I. — D’Artagnan, Porthos et Monte-Cristo


À quatre heures et demie, M. Desmalions, le préfet de police, n’étant pas encore de retour, son secrétaire particulier rangea sur le bureau un paquet de lettres et de rapports qu’il avait annotés, sonna, et dit à l’huissier qui entrait par la porte principale :

M. le préfet a convoqué pour cinq heures plusieurs personnes dont voici les noms. Vous les ferez attendre séparément, afin qu’elles ne puissent communiquer entre elles, et vous me donnerez leurs cartes.

L’huissier sortit. Le secrétaire se dirigeait vers la petite porte qui donnait sur son cabinet, quand la porte principale fut rouverte et livra passage à un homme qui s’arrêta et s’appuya en chancelant contre le dossier d’un fauteuil.

— Tiens, fit le secrétaire, c’est vous, Vérot ? Mais qu’y a-t-il donc ? Qu’est-ce que vous avez ?

L’inspecteur Vérot était un homme de forte corpulence, puissant des épaules, haut en couleur.
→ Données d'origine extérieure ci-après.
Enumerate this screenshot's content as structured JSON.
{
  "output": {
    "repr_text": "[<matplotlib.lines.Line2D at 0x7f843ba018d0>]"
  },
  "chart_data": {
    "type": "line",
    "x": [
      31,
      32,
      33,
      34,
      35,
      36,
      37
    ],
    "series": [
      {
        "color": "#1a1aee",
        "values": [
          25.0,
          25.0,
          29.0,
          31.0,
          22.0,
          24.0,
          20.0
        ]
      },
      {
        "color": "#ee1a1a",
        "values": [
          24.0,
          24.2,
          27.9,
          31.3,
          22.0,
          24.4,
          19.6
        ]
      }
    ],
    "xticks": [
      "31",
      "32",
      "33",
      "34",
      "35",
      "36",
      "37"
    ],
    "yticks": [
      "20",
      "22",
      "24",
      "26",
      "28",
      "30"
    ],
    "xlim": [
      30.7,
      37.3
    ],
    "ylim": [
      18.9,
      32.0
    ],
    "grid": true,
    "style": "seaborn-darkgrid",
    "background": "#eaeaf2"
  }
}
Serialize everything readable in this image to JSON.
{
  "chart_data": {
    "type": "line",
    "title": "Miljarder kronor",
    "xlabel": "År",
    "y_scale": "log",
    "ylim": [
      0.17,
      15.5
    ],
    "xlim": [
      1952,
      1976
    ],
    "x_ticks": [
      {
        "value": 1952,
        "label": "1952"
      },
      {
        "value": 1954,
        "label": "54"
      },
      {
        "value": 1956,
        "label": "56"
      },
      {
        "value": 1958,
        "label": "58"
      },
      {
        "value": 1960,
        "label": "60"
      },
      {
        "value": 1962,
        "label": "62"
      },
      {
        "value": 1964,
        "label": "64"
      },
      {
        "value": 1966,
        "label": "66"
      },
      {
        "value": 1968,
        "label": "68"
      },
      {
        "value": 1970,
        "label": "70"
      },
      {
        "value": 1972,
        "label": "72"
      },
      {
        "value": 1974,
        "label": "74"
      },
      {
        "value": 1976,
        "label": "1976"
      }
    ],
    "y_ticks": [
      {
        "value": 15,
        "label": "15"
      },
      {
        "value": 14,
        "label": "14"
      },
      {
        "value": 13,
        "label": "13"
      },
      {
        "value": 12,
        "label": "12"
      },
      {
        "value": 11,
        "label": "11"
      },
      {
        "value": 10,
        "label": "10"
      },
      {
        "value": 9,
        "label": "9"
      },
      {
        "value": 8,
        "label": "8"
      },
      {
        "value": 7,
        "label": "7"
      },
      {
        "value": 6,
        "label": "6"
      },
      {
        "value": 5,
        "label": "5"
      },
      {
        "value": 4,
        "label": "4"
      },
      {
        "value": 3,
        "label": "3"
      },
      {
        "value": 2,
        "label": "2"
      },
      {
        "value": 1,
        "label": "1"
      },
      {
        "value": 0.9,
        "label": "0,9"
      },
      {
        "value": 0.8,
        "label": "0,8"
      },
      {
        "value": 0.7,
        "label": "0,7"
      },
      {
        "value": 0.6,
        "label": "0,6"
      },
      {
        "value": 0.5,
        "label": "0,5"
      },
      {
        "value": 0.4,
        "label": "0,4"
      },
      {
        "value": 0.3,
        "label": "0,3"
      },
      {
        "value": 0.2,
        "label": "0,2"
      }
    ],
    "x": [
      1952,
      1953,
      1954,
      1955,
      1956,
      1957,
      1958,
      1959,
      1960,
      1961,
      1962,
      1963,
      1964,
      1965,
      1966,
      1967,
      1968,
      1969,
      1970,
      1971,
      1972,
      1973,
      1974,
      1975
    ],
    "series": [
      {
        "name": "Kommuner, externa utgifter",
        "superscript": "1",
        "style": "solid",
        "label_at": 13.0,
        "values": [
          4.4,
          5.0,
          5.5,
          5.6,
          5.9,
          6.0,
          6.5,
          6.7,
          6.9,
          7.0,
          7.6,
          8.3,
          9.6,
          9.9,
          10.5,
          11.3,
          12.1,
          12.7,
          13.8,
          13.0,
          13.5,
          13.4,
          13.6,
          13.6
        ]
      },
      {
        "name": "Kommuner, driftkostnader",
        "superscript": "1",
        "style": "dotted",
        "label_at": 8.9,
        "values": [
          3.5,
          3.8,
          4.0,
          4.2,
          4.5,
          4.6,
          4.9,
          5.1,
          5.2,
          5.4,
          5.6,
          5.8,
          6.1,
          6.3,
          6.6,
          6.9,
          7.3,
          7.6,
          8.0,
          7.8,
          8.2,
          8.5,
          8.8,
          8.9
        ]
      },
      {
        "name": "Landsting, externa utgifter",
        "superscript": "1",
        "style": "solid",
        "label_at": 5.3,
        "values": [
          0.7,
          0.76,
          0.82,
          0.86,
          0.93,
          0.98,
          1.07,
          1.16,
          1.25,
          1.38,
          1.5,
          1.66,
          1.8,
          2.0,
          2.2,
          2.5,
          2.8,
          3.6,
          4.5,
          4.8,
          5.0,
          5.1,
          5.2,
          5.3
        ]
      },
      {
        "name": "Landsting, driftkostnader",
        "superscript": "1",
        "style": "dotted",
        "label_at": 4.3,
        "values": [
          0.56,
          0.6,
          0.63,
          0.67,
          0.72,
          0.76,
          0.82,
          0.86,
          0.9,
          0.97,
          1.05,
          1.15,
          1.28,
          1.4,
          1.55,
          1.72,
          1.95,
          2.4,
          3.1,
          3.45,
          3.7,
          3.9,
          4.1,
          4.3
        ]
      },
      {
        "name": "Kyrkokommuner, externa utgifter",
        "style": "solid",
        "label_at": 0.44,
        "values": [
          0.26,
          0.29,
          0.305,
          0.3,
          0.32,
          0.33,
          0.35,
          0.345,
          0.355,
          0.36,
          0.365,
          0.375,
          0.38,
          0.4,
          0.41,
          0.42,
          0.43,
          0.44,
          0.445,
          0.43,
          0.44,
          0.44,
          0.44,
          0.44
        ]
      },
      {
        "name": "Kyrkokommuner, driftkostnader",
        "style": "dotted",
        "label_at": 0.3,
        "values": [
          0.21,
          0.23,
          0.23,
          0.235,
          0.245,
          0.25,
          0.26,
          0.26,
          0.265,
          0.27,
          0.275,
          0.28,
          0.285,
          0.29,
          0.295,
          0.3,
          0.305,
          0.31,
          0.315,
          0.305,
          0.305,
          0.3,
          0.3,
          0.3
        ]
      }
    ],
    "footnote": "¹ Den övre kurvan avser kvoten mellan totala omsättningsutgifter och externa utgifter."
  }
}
Une émotion violente devait le bouleverser, car sa face striée de filaments sanguins, d’ordinaire congestionnée, paraissait presque pâle.

— Mais rien, monsieur le secrétaire.

— Mais si, vous n’avez plus votre air de santé… Vous êtes livide… Et puis ces gouttes de sueur…

L’inspecteur Vérot essuya son front, et, se ressaisissant :

— Un peu de fatigue… Je me suis surmené ces jours-ci… Je voulais à tout prix éclaircir une affaire dont M. le préfet m’a chargé… Tout de même, c’est drôle, ce que j’éprouve.

— Voulez-vous un cordial ?

— Non, non, j’ai plutôt soif.

— Un verre d’eau ?

— Non… non…

— Alors ?

— Je voudrais… je voudrais…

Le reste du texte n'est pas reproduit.